There are two hard things in computer science: cache invalidation, naming things, and off-by-one errors.
Phil Karlton
I have seen a number of variations on this quote, and it looks as though the original quote only included two of the three hard things. Martin Fowler quotes Phil Karlton here and there is more discussion of the quote here.
I don’t know whether the original quote concerned hardware caching or software caching. Since I’m not a hardware engineer, I’ll talk about software caching. When implementing software caches I have found it useful to apply the Single Responsibility Principle and divide things up along these lines:
- The thing that calculates (fetches, obtains, looks up etc.) the value we want.
- The thing that actually stores the cached value.
- The thing that decides whether the value should be cached or not.
- The thing that decides whether the cache (or a given cache entry) should be invalidated.
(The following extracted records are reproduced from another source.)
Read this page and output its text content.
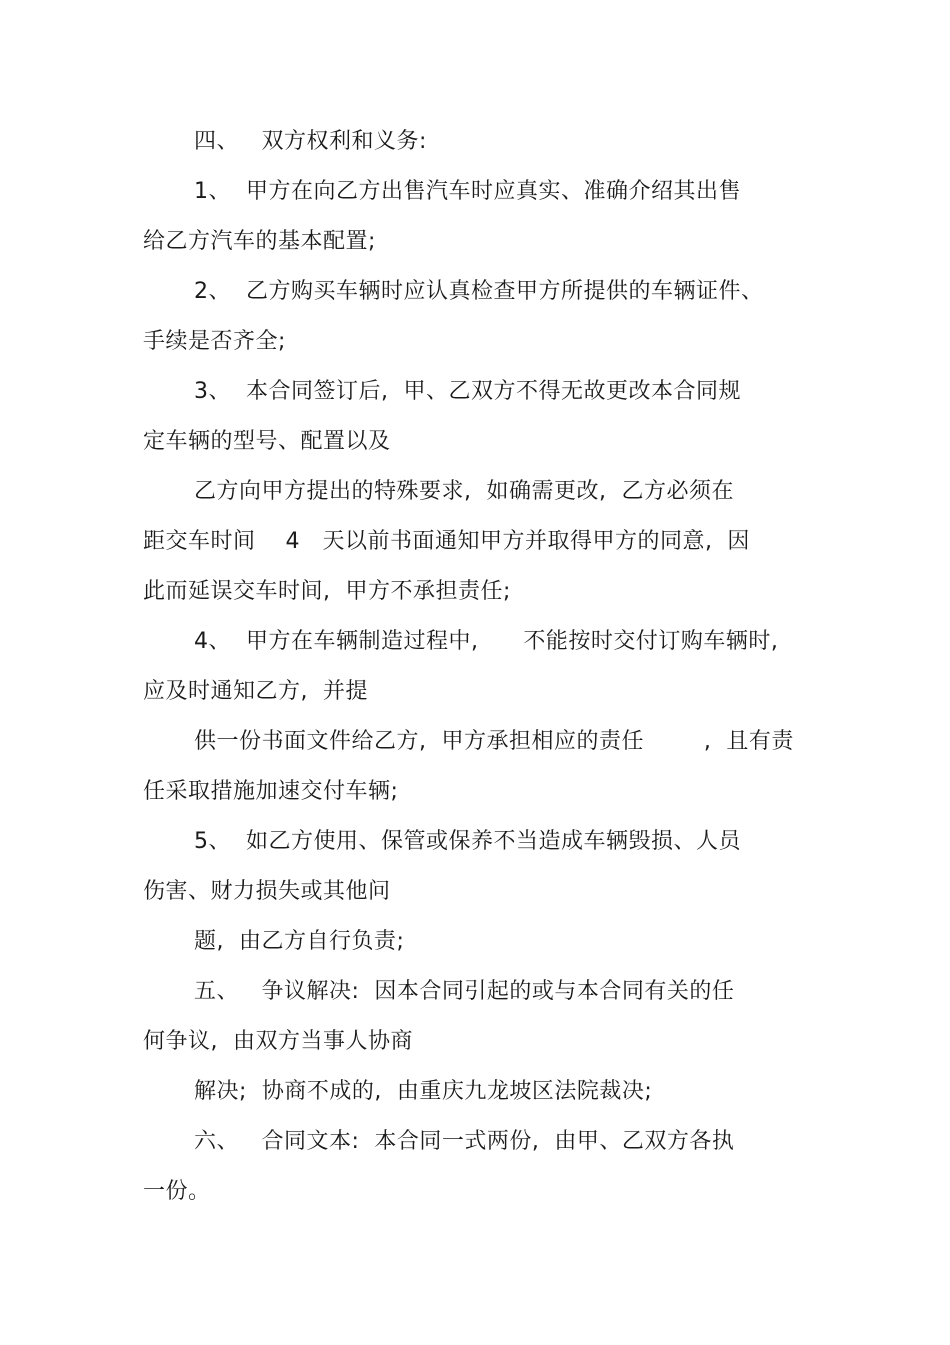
四、   双方权利和义务:
1、  甲方在向乙方出售汽车时应真实、准确介绍其出售
给乙方汽车的基本配置;
2、  乙方购买车辆时应认真检查甲方所提供的车辆证件、
手续是否齐全;
3、  本合同签订后,  甲、乙双方不得无故更改本合同规
定车辆的型号、配置以及
乙方向甲方提出的特殊要求,  如确需更改,  乙方必须在
距交车时间    4   天以前书面通知甲方并取得甲方的同意,  因
此而延误交车时间,  甲方不承担责任;
4、  甲方在车辆制造过程中,      不能按时交付订购车辆时,
应及时通知乙方,  并提
供一份书面文件给乙方,  甲方承担相应的责任        ,  且有责
任采取措施加速交付车辆;
5、  如乙方使用、保管或保养不当造成车辆毁损、人员
伤害、财力损失或其他问
题,  由乙方自行负责;
五、   争议解决:  因本合同引起的或与本合同有关的任
何争议,  由双方当事人协商
解决;  协商不成的,  由重庆九龙坡区法院裁决;
六、   合同文本:  本合同一式两份,  由甲、乙双方各执
一份。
I wish I were better at naming things. Naming is important, good naming can show that similar things are connected and dissimilar things are separate. Good names can show patterns in the code that are otherwise difficult to see. When we’re trying to get acquainted with a new codebase, names can make make our lives heaven or hell.
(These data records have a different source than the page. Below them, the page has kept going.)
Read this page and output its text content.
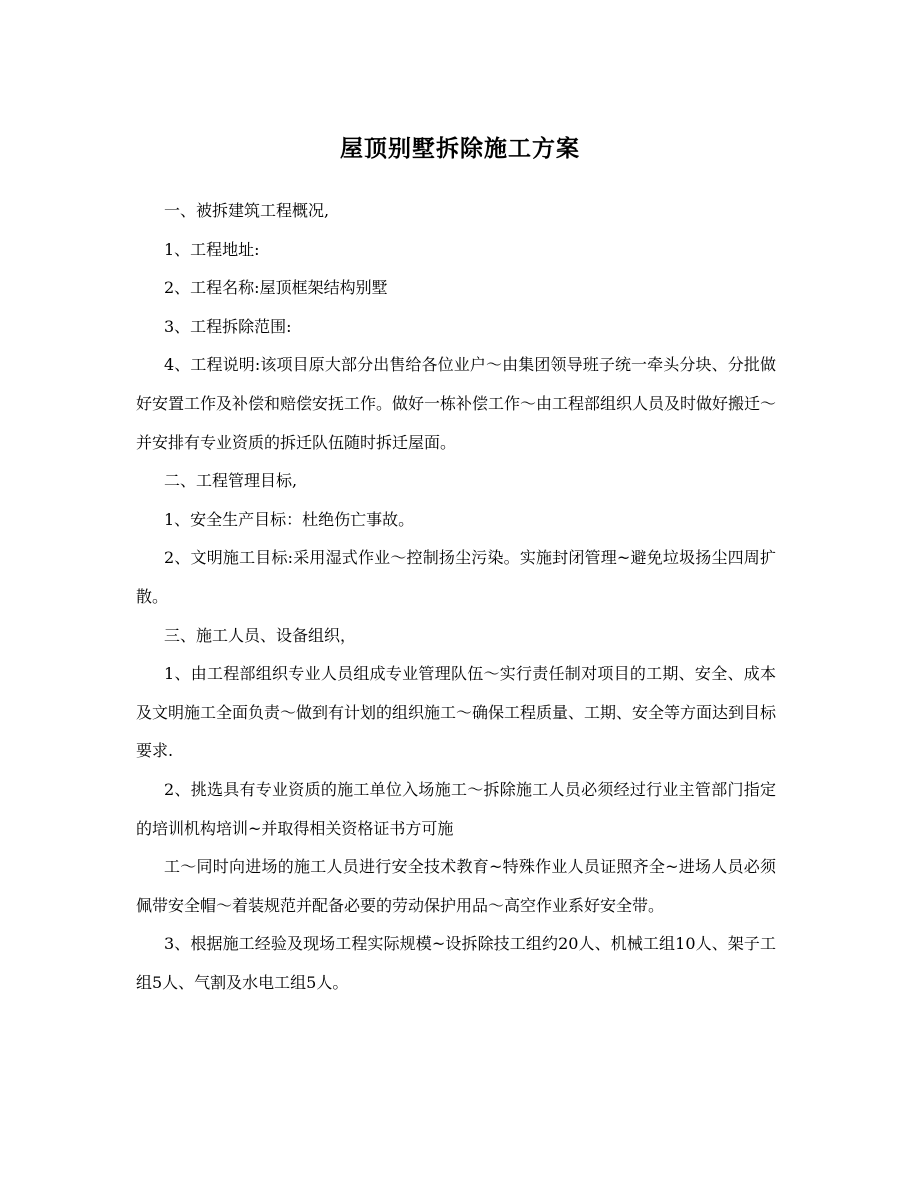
屋顶别墅拆除施工方案

一、被拆建筑工程概况,

1、工程地址:

2、工程名称:屋顶框架结构别墅

3、工程拆除范围:

4、工程说明:该项目原大部分出售给各位业户～由集团领导班子统一牵头分块、分批做好安置工作及补偿和赔偿安抚工作。做好一栋补偿工作～由工程部组织人员及时做好搬迁～并安排有专业资质的拆迁队伍随时拆迁屋面。

二、工程管理目标,

1、安全生产目标：杜绝伤亡事故。

2、文明施工目标:采用湿式作业～控制扬尘污染。实施封闭管理~避免垃圾扬尘四周扩散。

三、施工人员、设备组织，

1、由工程部组织专业人员组成专业管理队伍～实行责任制对项目的工期、安全、成本及文明施工全面负责～做到有计划的组织施工～确保工程质量、工期、安全等方面达到目标要求.

2、挑选具有专业资质的施工单位入场施工～拆除施工人员必须经过行业主管部门指定的培训机构培训~并取得相关资格证书方可施

工～同时向进场的施工人员进行安全技术教育~特殊作业人员证照齐全~进场人员必须佩带安全帽～着装规范并配备必要的劳动保护用品～高空作业系好安全带。

3、根据施工经验及现场工程实际规模~设拆除技工组约20人、机械工组10人、架子工组5人、气割及水电工组5人。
It isn’t always easy to work out what “similar” means. In this comment on my tbb::concurrent_vector post, Adrian points out that std::vector guarantees contiguous storage whereas tbb::concurrent_vector doesn’t. What are the essential properties of a vector that must be maintained by anything calling itself a vector? The lack of contiguous storage in tbb::concurrent_vector hadn’t occurred to me as being noteworthy – hence I wrote a blog post that was confusing. Having a name that makes sense to you is one thing, having someone else look at it helps identify any assumptions you’ve made that you didn’t know you were making.
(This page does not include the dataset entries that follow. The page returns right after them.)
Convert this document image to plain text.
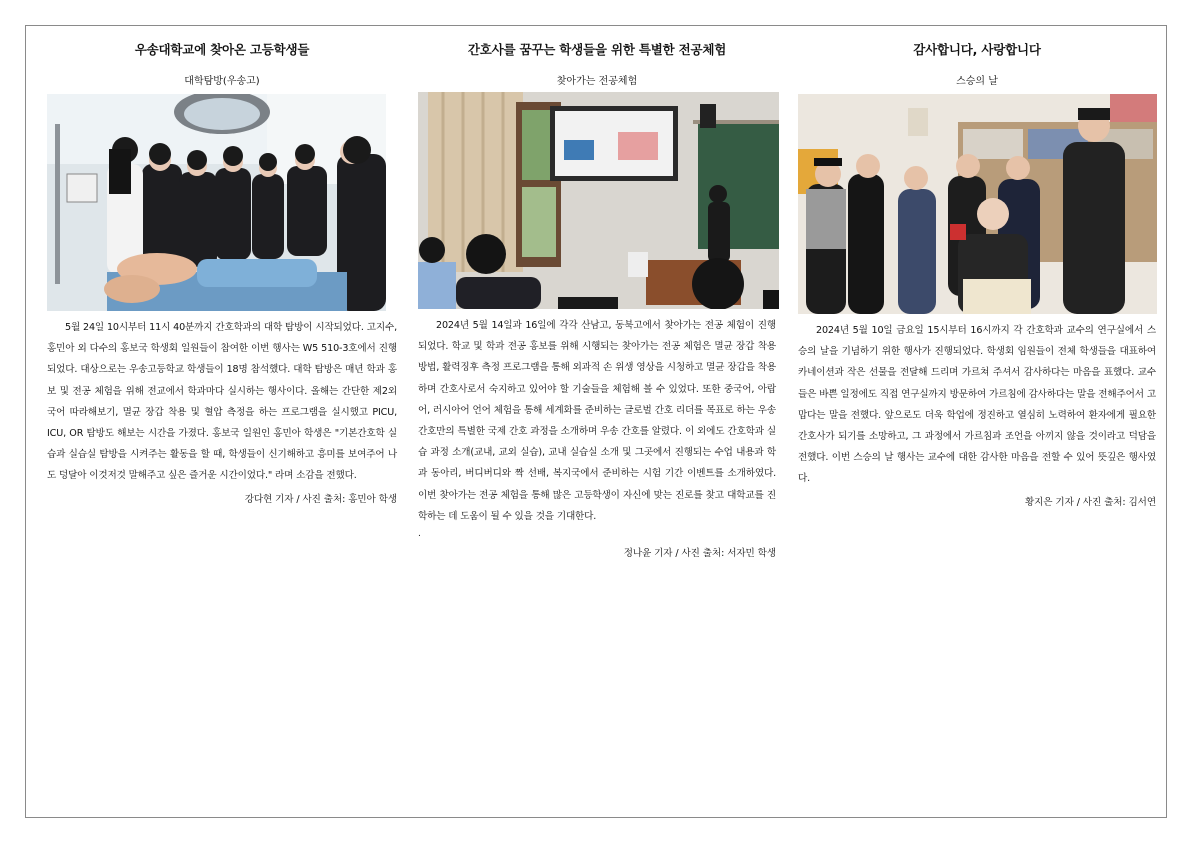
우송대학교에 찾아온 고등학생들
대학탐방(우송고)

5월 24일 10시부터 11시 40분까지 간호학과의 대학 탐방이 시작되었다. 고지수, 홍민아 외 다수의 홍보국 학생회 일원들이 참여한 이번 행사는 W5 510-3호에서 진행되었다. 대상으로는 우송고등학교 학생들이 18명 참석했다. 대학 탐방은 매년 학과 홍보 및 전공 체험을 위해 전교에서 학과마다 실시하는 행사이다. 올해는 간단한 제2외국어 따라해보기, 멸균 장갑 착용 및 혈압 측정을 하는 프로그램을 실시했고 PICU, ICU, OR 탐방도 해보는 시간을 가졌다. 홍보국 일원인 홍민아 학생은 "기본간호학 실습과 실습실 탐방을 시켜주는 활동을 할 때, 학생들이 신기해하고 흥미를 보여주어 나도 덩달아 이것저것 말해주고 싶은 즐거운 시간이었다." 라며 소감을 전했다.

강다현 기자 / 사진 출처: 홍민아 학생
간호사를 꿈꾸는 학생들을 위한 특별한 전공체험
찾아가는 전공체험

2024년 5월 14일과 16일에 각각 산남고, 동북고에서 찾아가는 전공 체험이 진행되었다. 학교 및 학과 전공 홍보를 위해 시행되는 찾아가는 전공 체험은 멸균 장갑 착용 방법, 활력징후 측정 프로그램을 통해 외과적 손 위생 영상을 시청하고 멸균 장갑을 착용하며 간호사로서 숙지하고 있어야 할 기술들을 체험해 볼 수 있었다. 또한 중국어, 아랍어, 러시아어 언어 체험을 통해 세계화를 준비하는 글로벌 간호 리더를 목표로 하는 우송 간호만의 특별한 국제 간호 과정을 소개하며 우송 간호를 알렸다. 이 외에도 간호학과 실습 과정 소개(교내, 교외 실습), 교내 실습실 소개 및 그곳에서 진행되는 수업 내용과 학과 동아리, 버디버디와 짝 선배, 복지국에서 준비하는 시험 기간 이벤트를 소개하였다. 이번 찾아가는 전공 체험을 통해 많은 고등학생이 자신에 맞는 진로를 찾고 대학교를 진학하는 데 도움이 될 수 있을 것을 기대한다.

.
정나윤 기자 / 사진 출처: 서자민 학생
감사합니다, 사랑합니다
스승의 날

2024년 5월 10일 금요일 15시부터 16시까지 각 간호학과 교수의 연구실에서 스승의 날을 기념하기 위한 행사가 진행되었다. 학생회 임원들이 전체 학생들을 대표하여 카네이션과 작은 선물을 전달해 드리며 가르쳐 주셔서 감사하다는 마음을 표했다. 교수들은 바쁜 일정에도 직접 연구실까지 방문하여 가르침에 감사하다는 말을 전해주어서 고맙다는 말을 전했다. 앞으로도 더욱 학업에 정진하고 열심히 노력하여 환자에게 필요한 간호사가 되기를 소망하고, 그 과정에서 가르침과 조언을 아끼지 않을 것이라고 덕담을 전했다. 이번 스승의 날 행사는 교수에 대한 감사한 마음을 전할 수 있어 뜻깊은 행사였다.

황지은 기자 / 사진 출처: 김서연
There is a particular joy in coming up with a good name. On the odd occasions I experience this joy it is usually because I have forgotten (in the sense of rote learning) the name of something but I’ve been able to reconstruct what the name is. At the very least it shows some consistency – my brain is working the same way now as it was when I originally came up with the name. Sometimes the quality of a name doesn’t come to light until we try and name something that’s similar – if the original name is good, we can easily derive a name for the new, similar, thing.
I am sure that off by one errors will always be with us. The half open ranges used by many languages (including C and C++) make the situation better, but not perfect. My first job was programming in FORTRAN 77 where arrays start at index 1. I had to write more +1 and -1 statements in FORTRAN than I have ever had to in C and C++. Even better was when we were calling between C and FORTRAN. Yes, we knew the array indices were off by one, but it wasn’t always easy to remember whether it was +1 or -1.
I have mentioned this piece by Dijkstra before. As well as his theoretical analysis, he also mentions that the programming language Mesa allowed for all four different range conventions, and that the “half-open, start at zero” convention led to fewer errors.